Lipid-altering efficacy of ezetimibe/simvastatin 10/40 mg compared with doubling the statin dose in patients admitted to the hospital for a recent coronary event: the INFORCE study

Background: The aim of this study was to investigate the efficacy and safety profile of switching to ezetimibe/simvastatin (Eze/Simva) 10/40 mg compared with doubling the statin dose upon discharge in patients taking a statin and admitted to the hospital for the investigation of a coronary event. Design: This phase IV, multi-centre, randomised, open-label, active-controlled, parallel group study enrolled 424 patients (aged >= 18 years) hospitalised for an acute coronary event and taking a stable dose of a statin (>= 6 weeks) that could be doubled per the product label. Upon discharge from the hospital, patients were stratified by their statin dose/potency (high, medium and low) and randomised 1 : 1 to doubling of the statin dose (n = 211) or Eze/Simva 10/40 mg (n = 213) for 12 weeks. The primary efficacy variable was the absolute low-density lipoprotein cholesterol (LDL-C) value (mmol/l) at study end-point. Results: Mean baseline LDL-C for the two treatment groups were 2.48 and 2.31 mmol/l for the Eze/Simva and statin groups respectively. At study end-point, least squares mean LDL-C values were 1.74 mmol/l in the Eze/Simva group and 2.22 mmol/l in the statin group resulting in a significant between-group difference of -0.49 mmol/l (p <= 0.001). Eze/Simva 10/40 mg also produced significantly lower total cholesterol (-0.49 mmol/l), non-high-density lipoprotein cholesterol [(non-HDL-C); -0.53 mmol/l] and apolipoprotein B (-0.14 mmol/l) values compared with doubling the statin dose (p <= 0.001 for all). Both treatments produced similar effects on triglycerides, C-reactive protein and HDL-C; the between treatment group differences were not significant (p >= 0.160).
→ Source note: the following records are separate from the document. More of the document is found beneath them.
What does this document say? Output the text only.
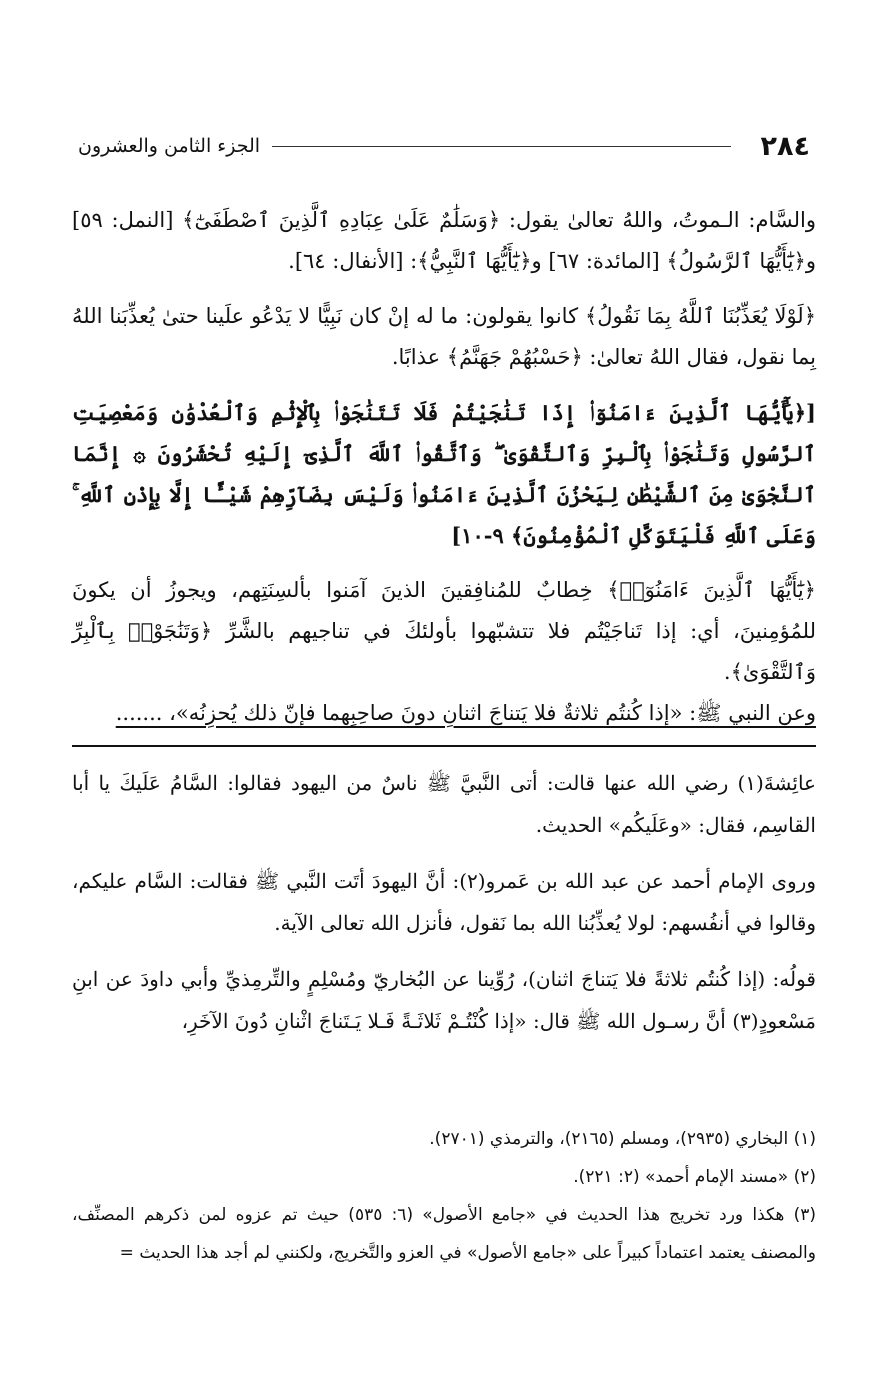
٢٨٤
الجزء الثامن والعشرون

والسَّام: الـموتُ، واللهُ تعالىٰ يقول: ﴿وَسَلَٰمٌ عَلَىٰ عِبَادِهِ ٱلَّذِينَ ٱصْطَفَىٰٓ﴾ [النمل: ٥٩] و﴿يَٰٓأَيُّهَا ٱلرَّسُولُ﴾ [المائدة: ٦٧] و﴿يَٰٓأَيُّهَا ٱلنَّبِيُّ﴾: [الأنفال: ٦٤].

﴿لَوْلَا يُعَذِّبُنَا ٱللَّهُ بِمَا نَقُولُ﴾ كانوا يقولون: ما له إنْ كان نَبِيًّا لا يَدْعُو علَينا حتىٰ يُعذِّبَنا اللهُ بِما نقول، فقال اللهُ تعالىٰ: ﴿حَسْبُهُمْ جَهَنَّمُ﴾ عذابًا.

[﴿يَٰٓأَيُّهَا ٱلَّذِينَ ءَامَنُوٓا۟ إِذَا تَنَٰجَيْتُمْ فَلَا تَتَنَٰجَوْا۟ بِٱلْإِثْمِ وَٱلْعُدْوَٰنِ وَمَعْصِيَتِ ٱلرَّسُولِ وَتَنَٰجَوْا۟ بِٱلْبِرِّ وَٱلتَّقْوَىٰ ۖ وَٱتَّقُوا۟ ٱللَّهَ ٱلَّذِىٓ إِلَيْهِ تُحْشَرُونَ ۞ إِنَّمَا ٱلنَّجْوَىٰ مِنَ ٱلشَّيْطَٰنِ لِيَحْزُنَ ٱلَّذِينَ ءَامَنُوا۟ وَلَيْسَ بِضَآرِّهِمْ شَيْـًٔا إِلَّا بِإِذْنِ ٱللَّهِ ۚ وَعَلَى ٱللَّهِ فَلْيَتَوَكَّلِ ٱلْمُؤْمِنُونَ﴾ ٩-١٠]

﴿يَٰٓأَيُّهَا ٱلَّذِينَ ءَامَنُوٓا۟﴾ خِطابٌ للمُنافِقينَ الذينَ آمَنوا بألسِنَتِهم، ويجوزُ أن يكونَ للمُؤمِنينَ، أي: إذا تَناجَيْتُم فلا تتشبّهوا بأولئكَ في تناجيهم بالشَّرِّ ﴿وَتَنَٰجَوْا۟ بِٱلْبِرِّ وَٱلتَّقْوَىٰ﴾.

وعن النبي ﷺ: «إذا كُنتُم ثلاثةٌ فلا يَتناجَ اثنانِ دونَ صاحِبِهما فإنّ ذلك يُحزِنُه»، .......

عائِشةَ(١) رضي الله عنها قالت: أتى النَّبيَّ ﷺ ناسٌ من اليهود فقالوا: السَّامُ عَلَيكَ يا أبا القاسِم، فقال: «وعَلَيكُم» الحديث.

وروى الإمام أحمد عن عبد الله بن عَمرو(٢): أنَّ اليهودَ أتَت النَّبي ﷺ فقالت: السَّام عليكم، وقالوا في أنفُسهم: لولا يُعذِّبُنا الله بما نَقول، فأنزل الله تعالى الآية.

قولُه: (إذا كُنتُم ثلاثةً فلا يَتناجَ اثنان)، رُوِّينا عن البُخاريّ ومُسْلِمٍ والتِّرمِذيِّ وأبي داودَ عن ابنِ مَسْعودٍ(٣) أنَّ رسـول الله ﷺ قال: «إذا كُنْتُـمْ ثَلاثَـةً فَـلا يَـتَناجَ اثْنانِ دُونَ الآخَرِ،

(١) البخاري (٢٩٣٥)، ومسلم (٢١٦٥)، والترمذي (٢٧٠١).

(٢) «مسند الإمام أحمد» (٢: ٢٢١).

(٣) هكذا ورد تخريج هذا الحديث في «جامع الأصول» (٦: ٥٣٥) حيث تم عزوه لمن ذكرهم المصنِّف، والمصنف يعتمد اعتماداً كبيراً على «جامع الأصول» في العزو والتَّخريج، ولكنني لم أجد هذا الحديث =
Significantly more patients achieved LDL-C levels < 2.5 (< 100 mg/dl; 86% vs. 72%), < 2.0 (< 77 mg/dl; 70% vs. 42%) and < 1.8 mmol/l (< 70 mg/dl; 60% vs. 31%) with Eze/Simva than statin (all p <= 0.001). Eze/Simva was generally well tolerated, with a safety profile similar to statin. There were no differences in the incidences of liver transaminases >= 3 x upper limit of normal (ULN) or creatine kinase >= 10 x ULN between the groups. Conclusions: In patients taking a statin and admitted to the hospital for investigation of a coronary event, treatment with Eze/Simva 10/40 mg for 12 weeks produced greater improvements in lipids with a similar safety profile compared with doubling of the statin dose.